Já recuperada dos efeitos da crise financeira internacional, a indústria de Bauru aumentou em 69,61% as vendas ao mercado externo nos primeiros três meses deste ano e, com isso, reforçou suas relações comerciais com os países membros e associados ao Mercosul. Principais destinos das exportações bauruenses, Paraguai, Argentina, Uruguai e Bolívia compraram, sozinhos, mais de US$ 24 milhões em mercadorias produzidas na cidade no primeiro trimestre de 2010.
Ao todo, o volume comercializado em dólares pelo município chegou a US$ 41,890 milhões no período, ante os US$ 24,698 alcançados no primeiro trimestre do ano passado.
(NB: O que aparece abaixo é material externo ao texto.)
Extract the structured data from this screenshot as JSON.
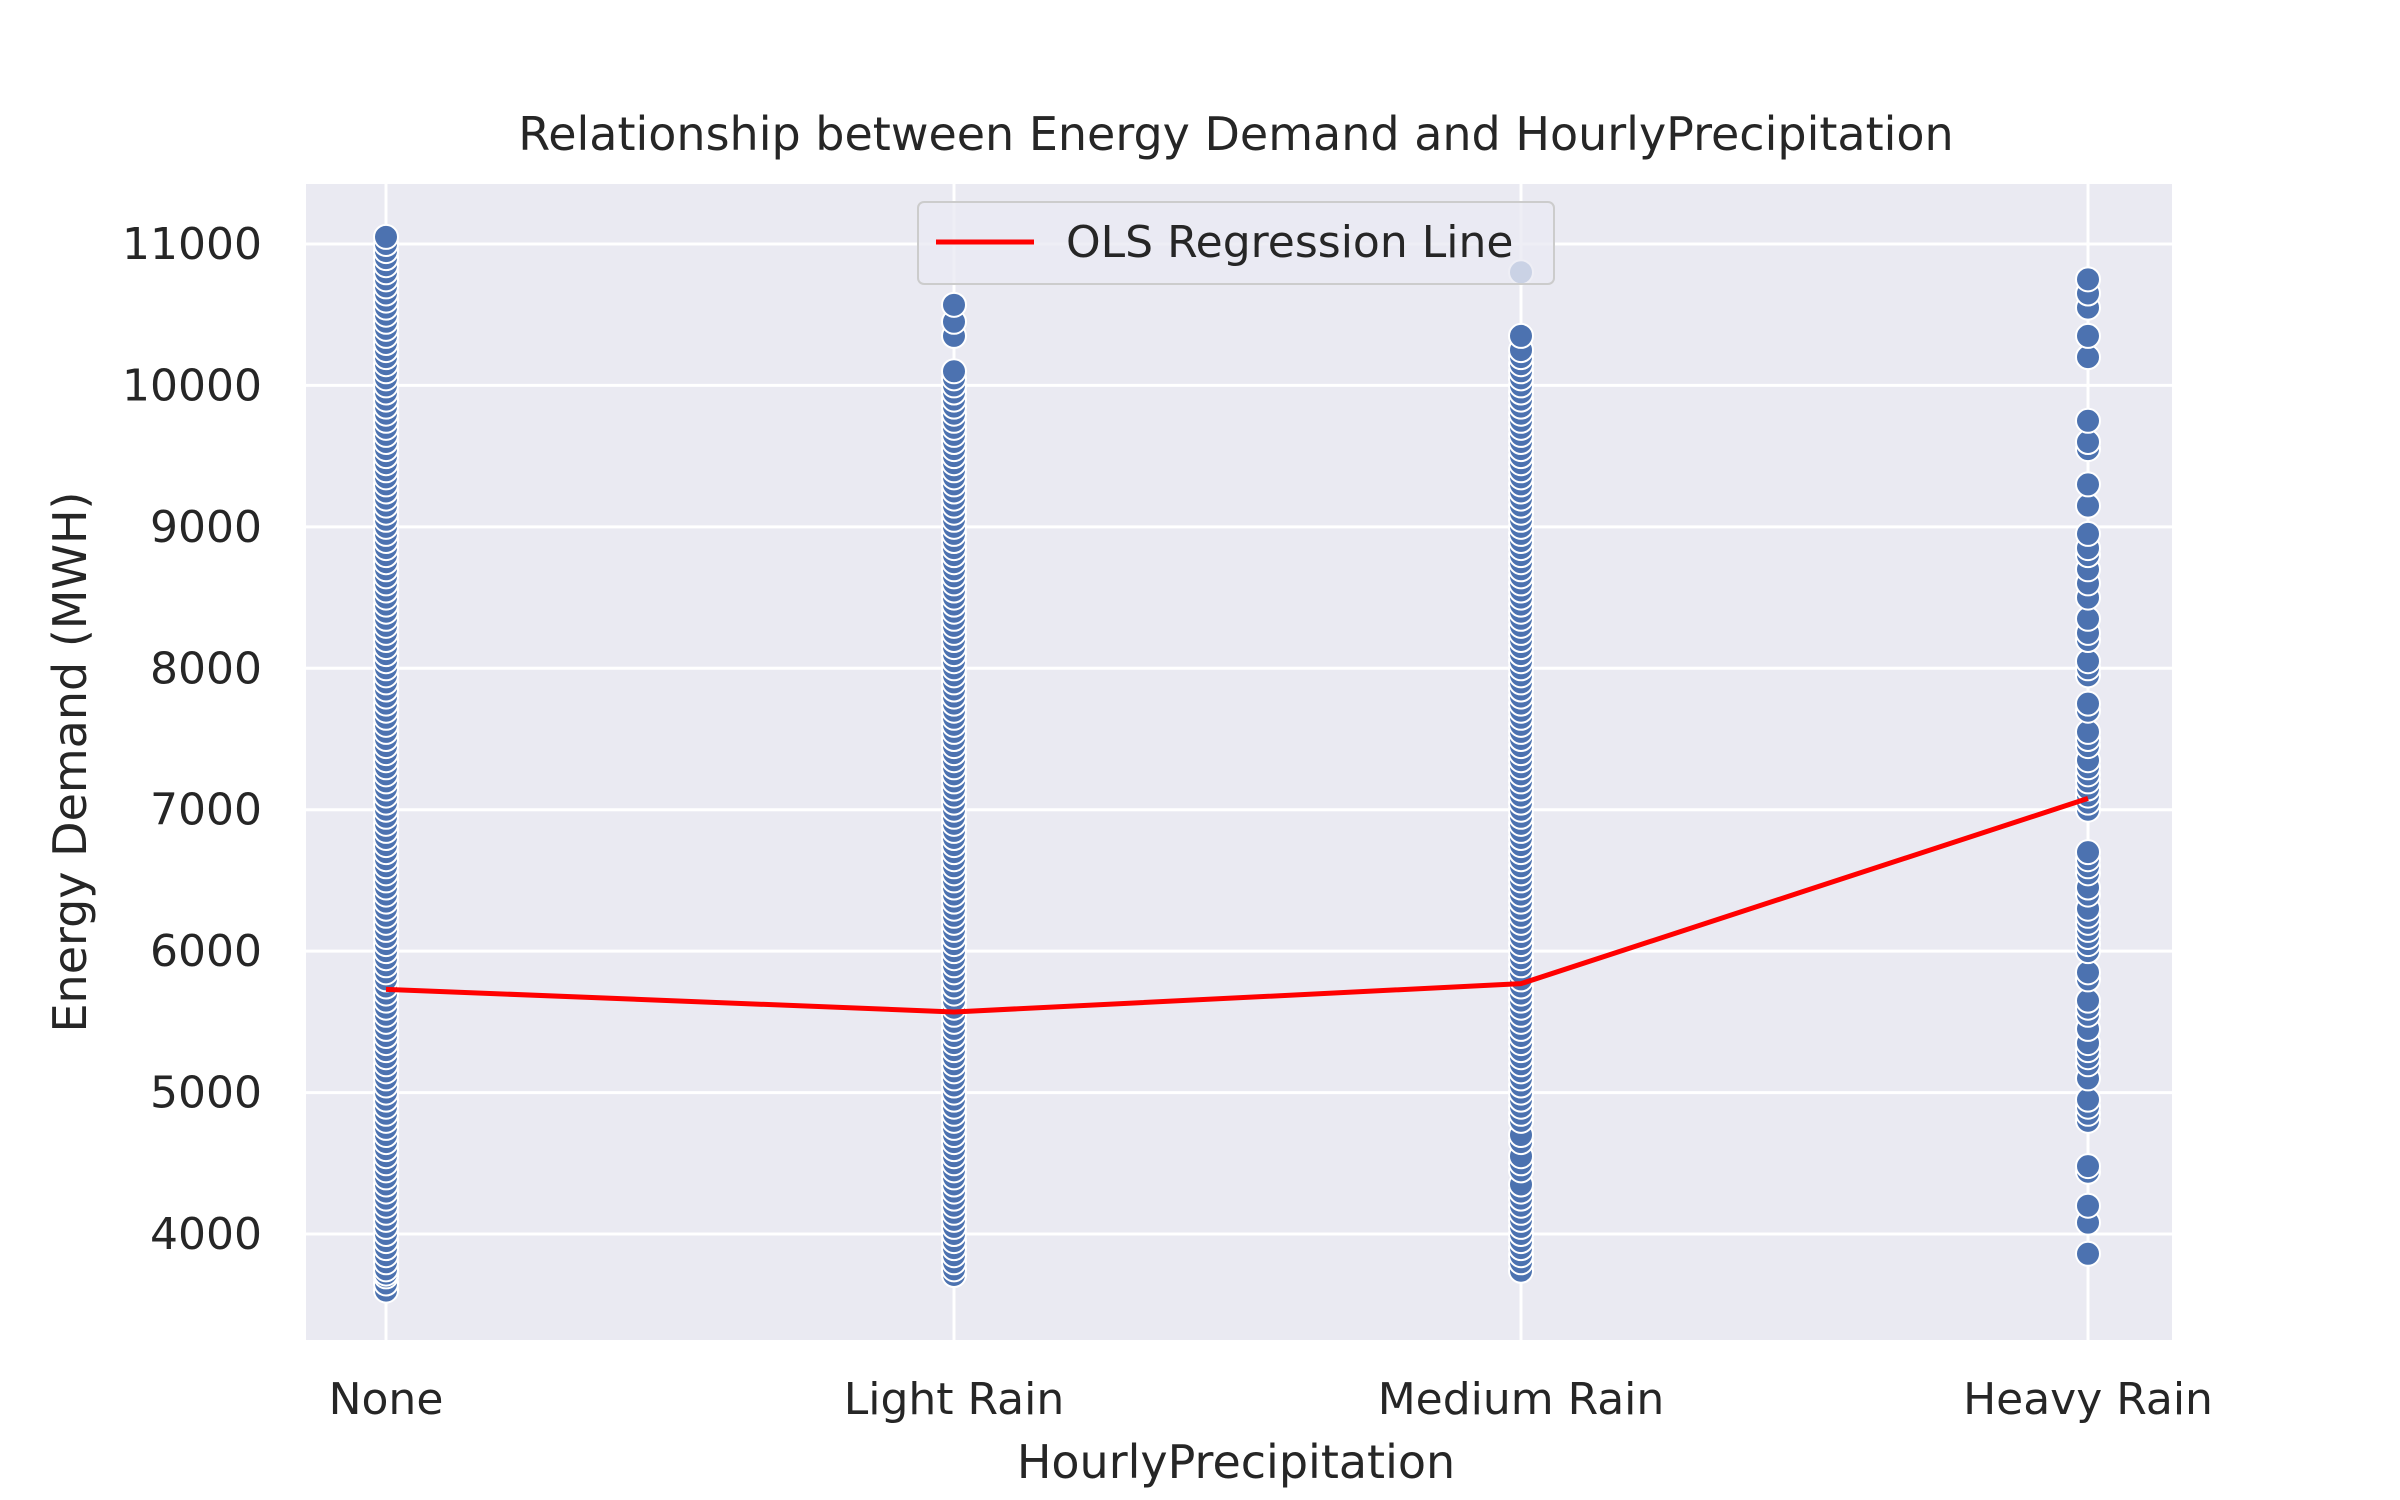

Os dados constam de levantamento realizado pelo Departamento de Pesquisas e Estudos Econômicos (Depecon), vinculado à Federação das Indústrias do Estado de São Paulo (Fiesp) e ao Centro das Indústrias do Estado de São Paulo (Ciesp).
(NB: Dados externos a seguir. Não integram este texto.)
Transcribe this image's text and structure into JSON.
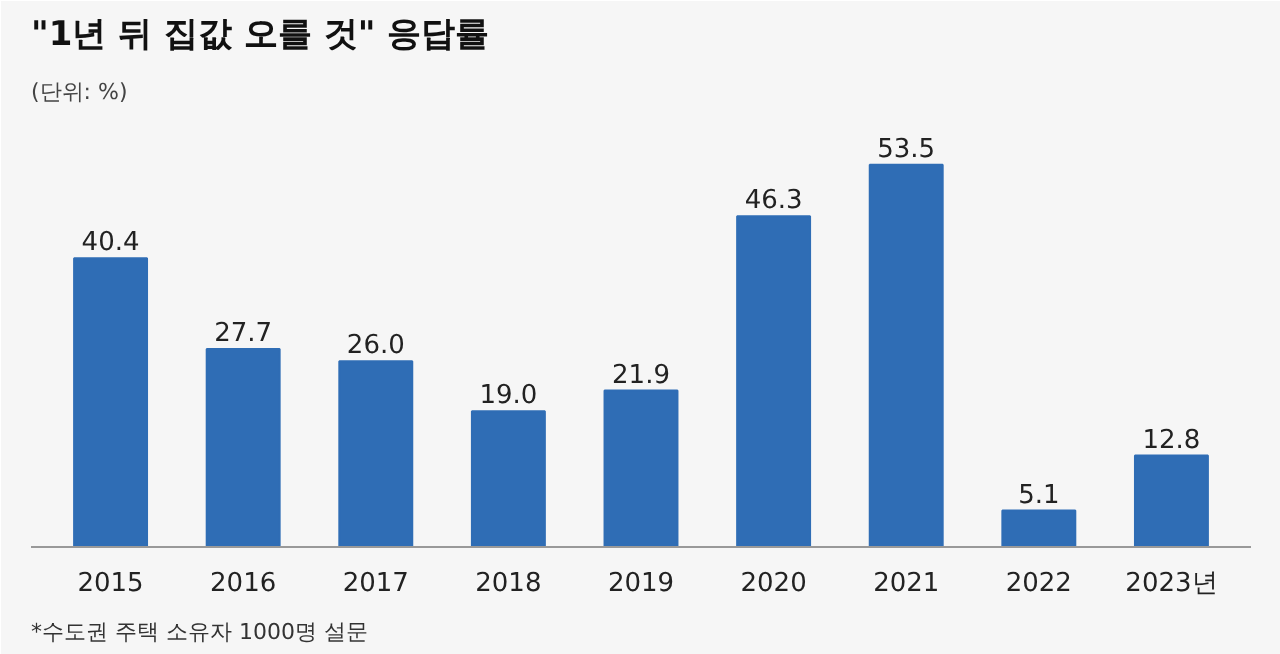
{
  "chart_data": {
    "type": "bar",
    "title": "\"1년 뒤 집값 오를 것\" 응답률",
    "subtitle": "(단위: %)",
    "categories": [
      "2015",
      "2016",
      "2017",
      "2018",
      "2019",
      "2020",
      "2021",
      "2022",
      "2023년"
    ],
    "values": [
      40.4,
      27.7,
      26.0,
      19.0,
      21.9,
      46.3,
      53.5,
      5.1,
      12.8
    ],
    "value_labels": [
      "40.4",
      "27.7",
      "26.0",
      "19.0",
      "21.9",
      "46.3",
      "53.5",
      "5.1",
      "12.8"
    ],
    "color": "#2f6db5",
    "grid": false,
    "annotations": [
      "*수도권 주택 소유자 1000명 설문"
    ]
  }
}
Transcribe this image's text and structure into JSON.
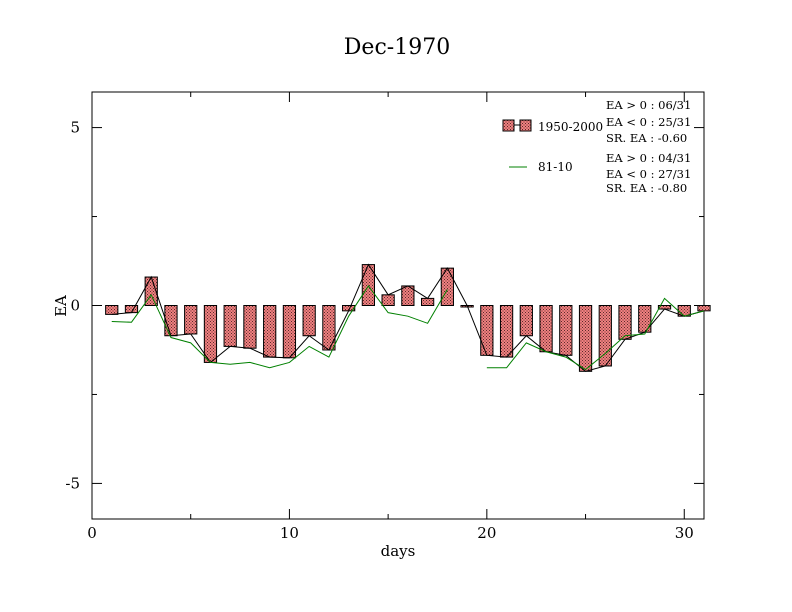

“Esse crescimento acompanha o desempenho da economia brasileira como um todo neste começo de ano, que superou todas as expectativas e registrou crescimento de 9,86% no PIB (Produto Interno Bruto)”, observa o coordenador do grupo de comércio exterior do Ciesp de Bauru, Andrey Valério.
De acordo com o estudo do Depecon, os quatro países latinos, junto com o Irã, negociaram com os empresários da cidade, principalmente, produtos acabados como barras de aço e ferro, carnes, chocolates, balas e gomas de mascar. E para se ter uma ideia da força dessas relações comerciais, basta lembrar que a participação desses países nas exportações locais cresceu de 45% para 64,5% em apenas um ano.
“A Bolívia é um grande importador de barras de ferro, produto que teve um incremento de 10% nas exportações de 2009 pra cá. Por outro lado, a Argentina determinou algumas barreiras comerciais que podem atrapalhar um pouco o envio de produtos nacionais para lá nos próximos meses”, pondera Valério.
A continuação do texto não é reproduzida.